Rabda dibagi menjadi dua zona utama, yang dapat dipesan secara terpisah atau seluruh kawasan sekaligus. Pengunjung diharuskan berkemah dengan membawa tenda dan perlengkapan sendiri. Durasi pengalaman dimulai dari 14 hari, dengan opsi penambahan layanan lain sesuai kebutuhan dan jenis kunjungan.
Otoritas berupaya mengaitkan pengalaman wisata dengan pelestarian sumber daya alam melalui pengaturan perburuan, perlindungan satwa liar dan vegetasi, serta membuka peluang bagi masyarakat lokal untuk berpartisipasi dalam sejumlah layanan terkait, guna meningkatkan dampak ekonomi dari aktivitas pariwisata.
Kawasan Konservasi Rabda bergabung dengan Kawasan Konservasi Al-Shamal sebagai destinasi berburu berkelanjutan dalam rangkaian pengalaman berburu yang ditawarkan otoritas, dan keduanya menjadi bagian dari musim “Musim Dingin Darb Zubaida” yang dimulai pada 1 November 2026, mencakup juga arena menembak, perkemahan lingkungan, serta sejumlah situs sejarah dan warisan.

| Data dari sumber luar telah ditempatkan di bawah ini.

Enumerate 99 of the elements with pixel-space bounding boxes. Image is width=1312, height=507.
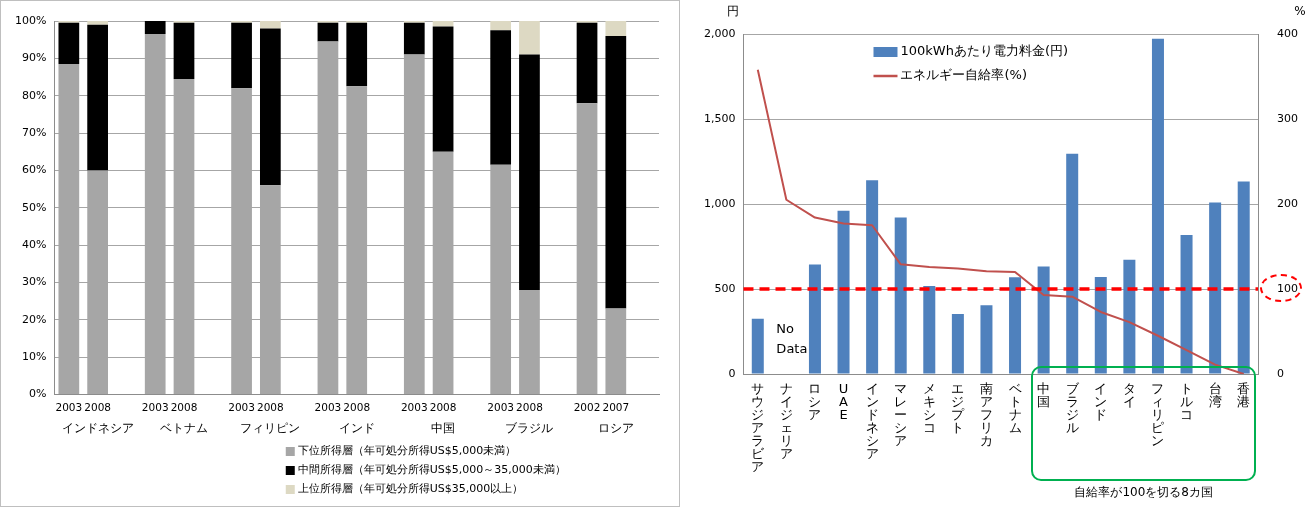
y2-axis-title: % (1294, 4, 1306, 19)
bar (1180, 234, 1193, 374)
y2-tick-label: 300 (1277, 111, 1298, 125)
x-tick-label: 香港 (1237, 380, 1251, 409)
y-tick-label: 70% (21, 125, 47, 139)
x-tick-label: 2003 (228, 401, 255, 414)
y-tick-label: 500 (714, 281, 736, 295)
bar (346, 22, 368, 87)
bar (894, 217, 907, 374)
y-tick-label: 80% (21, 88, 47, 102)
bar (837, 210, 850, 374)
x-tick-label: 南アフリカ (979, 380, 993, 448)
y-tick-label: 0 (728, 366, 736, 380)
annotation: No Data (776, 321, 808, 357)
bar (490, 30, 512, 165)
bar (1037, 266, 1050, 374)
x-tick-label: ナイジェリア (779, 380, 793, 461)
x-tick-label: 2002 (573, 401, 601, 414)
x-tick-label: 2008 (429, 401, 457, 414)
y-tick-label: 90% (21, 51, 47, 65)
legend-label: 上位所得層（年可処分所得US$35,000以上） (297, 481, 524, 495)
bar (231, 22, 252, 89)
bar (519, 21, 540, 55)
bar (403, 22, 425, 55)
x-tick-label: 2008 (343, 401, 371, 414)
legend-label: エネルギー自給率(%) (900, 67, 1027, 83)
x-tick-label: ベトナム (1008, 380, 1022, 435)
y-tick-label: 20% (21, 312, 47, 326)
bar (1094, 276, 1107, 374)
x-tick-label: 2003 (314, 401, 342, 414)
y2-tick-label: 100 (1277, 281, 1298, 295)
bar (1209, 202, 1222, 374)
x-tick-label: サウジアラビア (751, 380, 766, 474)
x-tick-label: 2003 (400, 401, 428, 414)
bar (173, 22, 195, 79)
y-tick-label: 40% (21, 237, 47, 251)
x-tick-label: 2003 (55, 401, 83, 414)
bar (1151, 38, 1164, 374)
bar (951, 313, 964, 374)
y-tick-label: 100% (14, 13, 47, 27)
bar (808, 264, 821, 374)
bar (490, 21, 512, 31)
bar (87, 24, 108, 171)
x-tick-label: 2008 (516, 401, 543, 414)
x-tick-label: 中国 (1037, 380, 1051, 409)
x-tick-label: トルコ (1180, 380, 1194, 422)
y-tick-label: 60% (21, 163, 47, 177)
text: 自給率が100を切る8カ国 (1074, 485, 1213, 500)
x-tick-label: 2003 (141, 401, 169, 414)
x-tick-label: フィリピン (1151, 380, 1165, 448)
bar (260, 21, 281, 29)
x-tick-label: UAE (838, 380, 849, 422)
bar (923, 285, 936, 374)
bar (1066, 153, 1079, 374)
x-tick-label: インドネシア (865, 380, 879, 461)
y-tick-label: 2,000 (703, 26, 736, 40)
y-tick-label: 10% (21, 350, 47, 364)
y-tick-label: 50% (21, 200, 47, 214)
bar (605, 21, 627, 36)
legend-label: 中間所得層（年可処分所得US$5,000～35,000未満） (297, 462, 566, 476)
bar (980, 305, 993, 374)
x-tick-label: エジプト (951, 380, 966, 435)
bar (605, 35, 627, 309)
y-tick-label: 1,500 (703, 111, 736, 125)
x-tick-label: 台湾 (1208, 380, 1222, 409)
bar (58, 22, 80, 64)
x-tick-label: ブラジル (1065, 380, 1080, 435)
y2-tick-label: 200 (1277, 196, 1298, 210)
bar (144, 21, 166, 35)
x-tick-label: インド (1094, 380, 1108, 422)
bar (87, 21, 108, 25)
x-tick-label: ロシア (808, 380, 822, 422)
bar (751, 318, 764, 374)
y2-tick-label: 400 (1277, 26, 1298, 40)
bar (432, 26, 454, 152)
bar (576, 22, 598, 104)
bar (260, 28, 281, 186)
bar (317, 22, 339, 42)
x-tick-label: 2008 (170, 401, 198, 414)
legend-label: 下位所得層（年可処分所得US$5,000未満） (297, 443, 517, 457)
bar (1123, 259, 1136, 374)
y2-tick-label: 0 (1277, 366, 1284, 380)
bar (432, 21, 454, 27)
x-tick-label: 2003 (487, 401, 515, 414)
bar (519, 54, 540, 290)
y-tick-label: 1,000 (703, 196, 736, 210)
y-tick-label: 30% (21, 275, 47, 289)
x-tick-label: マレーシア (894, 380, 908, 448)
y-axis-title: 円 (727, 4, 740, 19)
y-tick-label: 0% (28, 387, 47, 401)
x-tick-label: タイ (1122, 380, 1136, 409)
bar (1009, 277, 1022, 374)
x-tick-label: 2008 (84, 401, 111, 414)
bar (1237, 181, 1250, 374)
legend-label: 100kWhあたり電力料金(円) (900, 43, 1069, 59)
bar (866, 180, 879, 374)
x-tick-label: 2008 (256, 401, 284, 414)
x-tick-label: メキシコ (922, 380, 936, 435)
x-tick-label: 2007 (602, 401, 630, 414)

Melalui destinasi ini, otoritas bertujuan memperluas pengalaman wisata di dalam Kawasan Konservasi Imam Turki bin Abdullah Kerajaan, memanfaatkan potensi alam dan sejarah kawasan, serta memperkuat daya tariknya sebagai tujuan wisata lingkungan dan warisan di Arab Saudi.